POLITIQUE & INSTITUTIONS

Campagne du LCGB

Bataille autour des futures allocations familiales



Le LCGB se lance dans une campagne destinée à supprimer le projet de loi sur les prestations familiales, ou du moins le modifier. (Photo: Christophe Olinger / archives)

Le LCGB se lance dans une campagne destinée à supprimer le projet de loi sur les prestations familiales, ou du moins le modifier. (Photo: Christophe Olinger / archives)

Depuis ce lundi, le LCGB lance une campagne contre la réforme déposée par la ministre de la Famille portant sur le montant des prestations familiales. Le syndicat chrétien évoque des «économies sur le dos des familles». Corinne Cahen (DP) dément.

Adopté en juin dernier, le projet de loi sur la réforme des prestations familiales doit officiellement entrer en vigueur le 1er janvier 2016. L’idée principale: mettre fin aux montants progressifs pour les allocations familiales et l’allocation de rentrée scolaire et les remplacer par des montants uniques.
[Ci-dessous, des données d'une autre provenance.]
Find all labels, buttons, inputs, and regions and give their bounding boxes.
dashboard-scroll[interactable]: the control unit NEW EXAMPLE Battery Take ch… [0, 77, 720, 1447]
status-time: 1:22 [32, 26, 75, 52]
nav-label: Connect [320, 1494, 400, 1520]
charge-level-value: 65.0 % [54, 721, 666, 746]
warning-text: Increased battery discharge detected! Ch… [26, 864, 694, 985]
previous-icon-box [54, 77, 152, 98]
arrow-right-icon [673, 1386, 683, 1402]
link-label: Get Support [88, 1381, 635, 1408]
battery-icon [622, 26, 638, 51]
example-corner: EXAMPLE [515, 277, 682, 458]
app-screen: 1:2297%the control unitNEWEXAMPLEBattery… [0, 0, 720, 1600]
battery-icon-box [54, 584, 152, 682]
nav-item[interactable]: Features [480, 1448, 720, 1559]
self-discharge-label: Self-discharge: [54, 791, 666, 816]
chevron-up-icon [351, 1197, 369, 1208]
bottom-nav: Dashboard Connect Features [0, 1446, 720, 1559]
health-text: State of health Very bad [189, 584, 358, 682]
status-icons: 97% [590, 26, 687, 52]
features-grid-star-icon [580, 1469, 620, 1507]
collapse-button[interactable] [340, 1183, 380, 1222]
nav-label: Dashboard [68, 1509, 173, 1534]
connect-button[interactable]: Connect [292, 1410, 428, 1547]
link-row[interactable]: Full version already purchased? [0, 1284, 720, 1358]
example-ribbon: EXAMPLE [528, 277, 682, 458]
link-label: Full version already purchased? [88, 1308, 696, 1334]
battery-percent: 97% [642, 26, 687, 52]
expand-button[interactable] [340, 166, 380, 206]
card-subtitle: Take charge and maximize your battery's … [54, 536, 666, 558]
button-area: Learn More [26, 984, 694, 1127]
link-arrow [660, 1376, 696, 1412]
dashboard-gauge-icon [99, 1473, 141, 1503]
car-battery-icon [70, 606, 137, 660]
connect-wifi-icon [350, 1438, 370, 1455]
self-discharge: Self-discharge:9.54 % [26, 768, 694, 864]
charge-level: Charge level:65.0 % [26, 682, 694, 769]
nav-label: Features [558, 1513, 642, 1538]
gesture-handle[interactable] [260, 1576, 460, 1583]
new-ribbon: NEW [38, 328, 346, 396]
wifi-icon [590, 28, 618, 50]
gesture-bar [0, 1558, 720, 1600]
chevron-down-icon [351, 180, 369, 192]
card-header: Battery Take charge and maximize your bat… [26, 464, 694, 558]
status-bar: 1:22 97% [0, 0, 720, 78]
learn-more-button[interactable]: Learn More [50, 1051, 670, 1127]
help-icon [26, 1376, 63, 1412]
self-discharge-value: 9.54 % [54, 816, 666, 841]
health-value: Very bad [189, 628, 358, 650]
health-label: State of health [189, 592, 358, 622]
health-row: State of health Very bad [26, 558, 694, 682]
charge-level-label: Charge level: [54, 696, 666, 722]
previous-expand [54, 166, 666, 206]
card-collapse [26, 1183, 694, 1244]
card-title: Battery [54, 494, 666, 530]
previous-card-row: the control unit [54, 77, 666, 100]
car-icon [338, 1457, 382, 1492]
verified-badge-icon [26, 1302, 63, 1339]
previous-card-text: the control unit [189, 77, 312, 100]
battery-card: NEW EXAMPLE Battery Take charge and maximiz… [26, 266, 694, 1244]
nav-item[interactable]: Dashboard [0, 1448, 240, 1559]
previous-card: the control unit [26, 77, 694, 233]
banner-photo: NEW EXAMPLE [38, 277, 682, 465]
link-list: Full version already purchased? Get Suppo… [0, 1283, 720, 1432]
De 265 euros par enfant pour les allocations familiales et de 115 euros – pour les enfants de 6 à 11 ans – ou 235 euros – pour un enfant de 12 ans et plus pour l'allocation de rentrée.

Selon Christophe Knebeler, secrétaire général du LCGB, ce texte n’est que «folie budgétaire» qui vise à économiser 15 millions d’euros en 2016 et «jusqu’à 87 millions d’euros d’ici à 2026». Des économies «faites sur le dos des familles, particulièrement sur celui des familles nombreuses» que le syndicat chrétien entend dénoncer via une page Facebook dédiée et une calculette faisant état des changements en 2016.

«Notre campagne vise non seulement à informer le public de ce qui attend les familles dès le 1er janvier 2016, mais aussi à faire bouger les politiques pour que ce texte soit retiré ou au moins adapté pour réintroduire l'indexation automatique des prestations familiales, comme cela était le cas jusqu'en 2006», assure Christophe Knebeler. En complément de cette campagne sur le net, le LCGB distribuera des flyers dans les entreprises pour tenter de sensibiliser le plus grand nombre.

«Personne ne perdra quoi que ce soit, puisqu’il n’y a aucune rétroactivité en ce qui concerne les allocations familiales. Les enfants qui touchent déjà des allocations familiales seront même gagnants, car ils vont profiter de l’augmentation de la majoration d’âge», estime pour sa part Corinne Cahen (DP), ministre de la Famille, interrogée par Paperjam.lu. Selon elle, «les enfants qui naissent après la réforme auront beaucoup plus de prestations en nature, comme la gratuité ou l’apprentissage bilingue dès l’âge d’un an. Le calcul du LCGB est donc totalement faux».

Présentée comme une priorité du gouvernement, la mesure se base sur des données de l'OCDE, ainsi que sur une étude intitulée «Le coût des enfants en Suisse», publiée par l'Office fédéral de la statistique du département fédéral de l'Intérieur en mars 2009. Dans une réponse parlementaire publiée en janvier 2014, Xavier Bettel indiquait via l'étude suisse que «l'augmentation des coûts due à l'arrivée d'un enfant n'est pas linéaire, ni proportionnelle et qu'elle est nettement plus faible pour le deuxième et pour le troisième enfant». Un constat, réalisé au sein de la Confédération, auquel s'ajoute le fait que «dans de nombreux pays de l'Union européenne, le niveau des allocations touchées par une famille par enfant diminue en fonction du nombre d'enfants».